1. Write the balanced chemical equation:

BaCl₂(aq) + Na₂SO₄(aq) → BaSO₄(s) + 2NaCl(aq)

2. Calculate the moles of each reactant:

* Moles of BaCl₂:

(22.6 mL) * (1 L / 1000 mL) * (0.160 mol/L) = 0.00362 mol BaCl₂

* Moles of Na₂SO₄:

(54.6 mL) * (1 L / 1000 mL) * (0.055 mol/L) = 0.00300 mol Na₂SO₄

3. Determine the limiting reactant:

* The balanced equation shows a 1:1 mole ratio between BaCl₂ and Na₂SO₄.

* Since we have fewer moles of Na₂SO₄ (0.00300 mol) than BaCl₂ (0.00362 mol), Na₂SO₄ is the limiting reactant. This means it will be completely consumed, and the amount of BaSO₄ formed will be determined by the amount of Na₂SO₄.

4. Calculate the moles of BaSO₄ formed:

* The 1:1 mole ratio from the balanced equation tells us that 0.00300 mol of Na₂SO₄ will produce 0.00300 mol of BaSO₄.

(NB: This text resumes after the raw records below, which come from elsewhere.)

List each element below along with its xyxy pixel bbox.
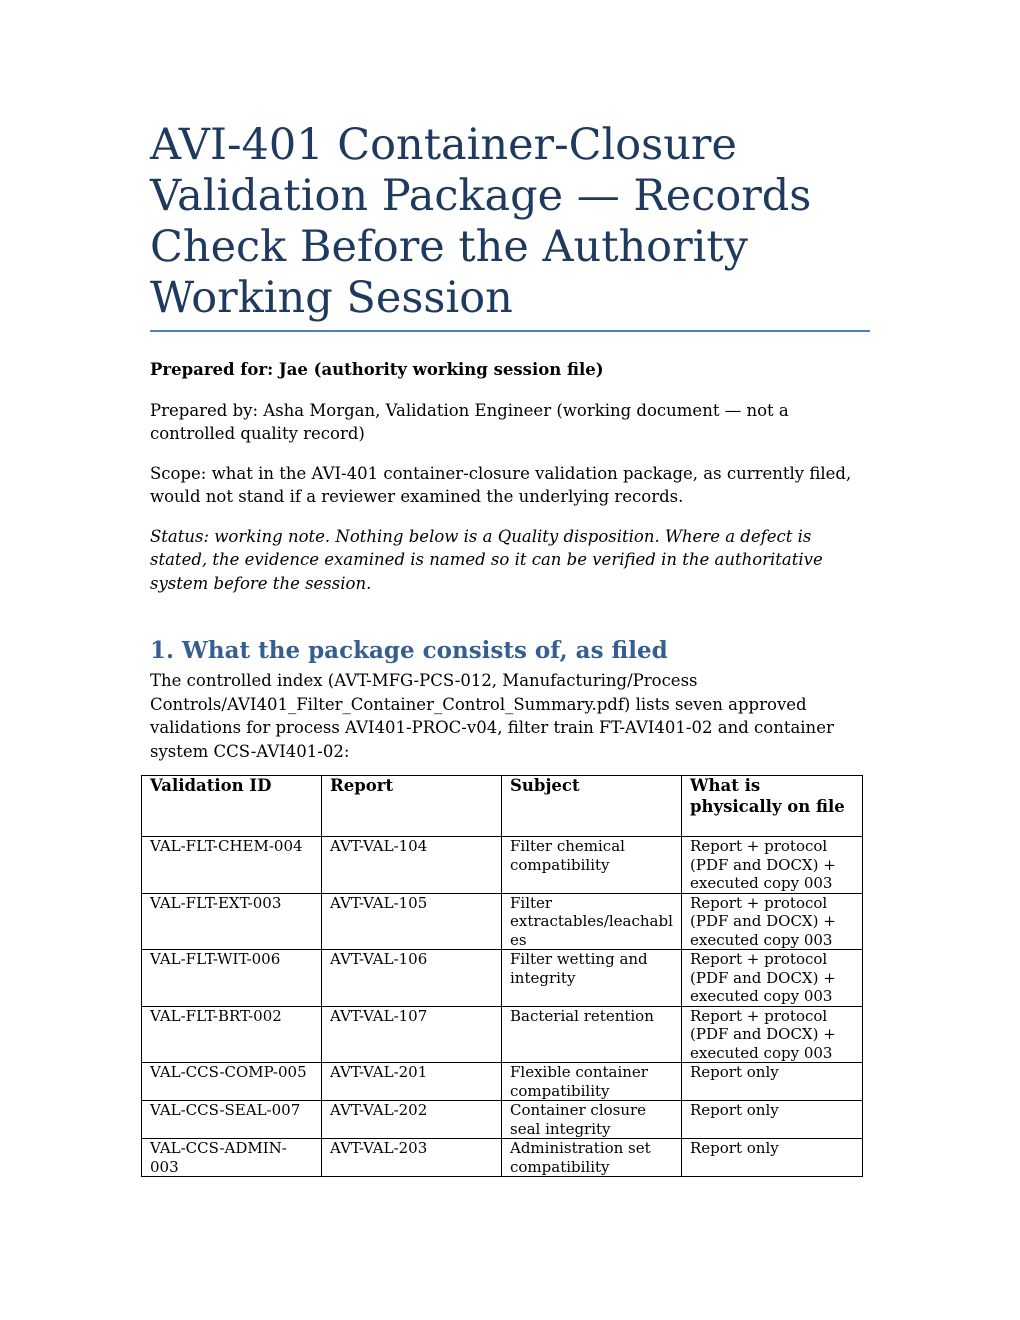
cell-report: AVT-VAL-106 (322, 950, 502, 1007)
cell-on-file: Report + protocol (PDF and DOCX) + executed copy 003 (682, 1006, 863, 1063)
cell-subject: Filter extractables/leachables (502, 893, 682, 950)
table-row (142, 1063, 863, 1101)
cell-on-file: Report only (682, 1139, 863, 1177)
cell-validation-id: VAL-CCS-SEAL-007 (142, 1101, 322, 1139)
cell-report: AVT-VAL-203 (322, 1139, 502, 1177)
cell-subject: Administration set compatibility (502, 1139, 682, 1177)
status-note: Status: working note. Nothing below is a Quality disposition. Where a defect is stated, the evidence examined is named so it can be verified in the authoritative system before the session. (150, 526, 823, 593)
cell-validation-id: VAL-CCS-COMP-005 (142, 1063, 322, 1101)
cell-report: AVT-VAL-105 (322, 893, 502, 950)
document-body (150, 120, 870, 763)
table-row (142, 1006, 863, 1063)
cell-validation-id: VAL-CCS-ADMIN-003 (142, 1139, 322, 1177)
column-header-on-file: What is physically on file (682, 776, 863, 837)
cell-report: AVT-VAL-107 (322, 1006, 502, 1063)
table-header-row (142, 776, 863, 837)
table-row (142, 950, 863, 1007)
table-row (142, 1139, 863, 1177)
scope-statement: Scope: what in the AVI-401 container-closure validation package, as currently filed, would not stand if a reviewer examined the underlying records. (150, 463, 852, 506)
cell-validation-id: VAL-FLT-BRT-002 (142, 1006, 322, 1063)
cell-on-file: Report + protocol (PDF and DOCX) + executed copy 003 (682, 837, 863, 894)
cell-on-file: Report + protocol (PDF and DOCX) + executed copy 003 (682, 893, 863, 950)
prepared-by: Prepared by: Asha Morgan, Validation Engineer (working document — not a controlled quality record) (150, 400, 789, 443)
cell-on-file: Report only (682, 1101, 863, 1139)
cell-validation-id: VAL-FLT-WIT-006 (142, 950, 322, 1007)
cell-subject: Container closure seal integrity (502, 1101, 682, 1139)
cell-validation-id: VAL-FLT-CHEM-004 (142, 837, 322, 894)
cell-on-file: Report + protocol (PDF and DOCX) + executed copy 003 (682, 950, 863, 1007)
cell-report: AVT-VAL-202 (322, 1101, 502, 1139)
cell-validation-id: VAL-FLT-EXT-003 (142, 893, 322, 950)
cell-report: AVT-VAL-104 (322, 837, 502, 894)
cell-subject: Bacterial retention (502, 1006, 682, 1063)
prepared-for: Prepared for: Jae (authority working session file) (150, 360, 604, 379)
section-1-intro: The controlled index (AVT-MFG-PCS-012, Manufacturing/Process Controls/AVI401_Filter_Container_Control_Summary.pdf) lists seven approved validations for process AVI401-PROC-v04, filter train FT-AVI401-02 and container system CCS-AVI401-02: (150, 671, 834, 761)
column-header-validation-id: Validation ID (142, 776, 322, 837)
document-title: AVI-401 Container-Closure Validation Package — Records Check Before the Authority Working Session (150, 120, 870, 332)
table-row (142, 837, 863, 894)
table-row (142, 1101, 863, 1139)
cell-subject: Flexible container compatibility (502, 1063, 682, 1101)
cell-report: AVT-VAL-201 (322, 1063, 502, 1101)
cell-subject: Filter chemical compatibility (502, 837, 682, 894)
cell-subject: Filter wetting and integrity (502, 950, 682, 1007)
column-header-report: Report (322, 776, 502, 837)
section-1-heading: 1. What the package consists of, as filed (150, 637, 668, 664)
table-row (142, 893, 863, 950)
column-header-subject: Subject (502, 776, 682, 837)
cell-on-file: Report only (682, 1063, 863, 1101)
validation-table (141, 775, 863, 1177)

5. Convert moles of BaSO₄ to grams:

* Molar mass of BaSO₄ = 137.33 g/mol + 32.06 g/mol + (4 * 16.00 g/mol) = 233.39 g/mol

* Mass of BaSO₄ = (0.00300 mol) * (233.39 g/mol) = 0.700 g

Therefore, 0.700 grams of solid barium sulfate will form.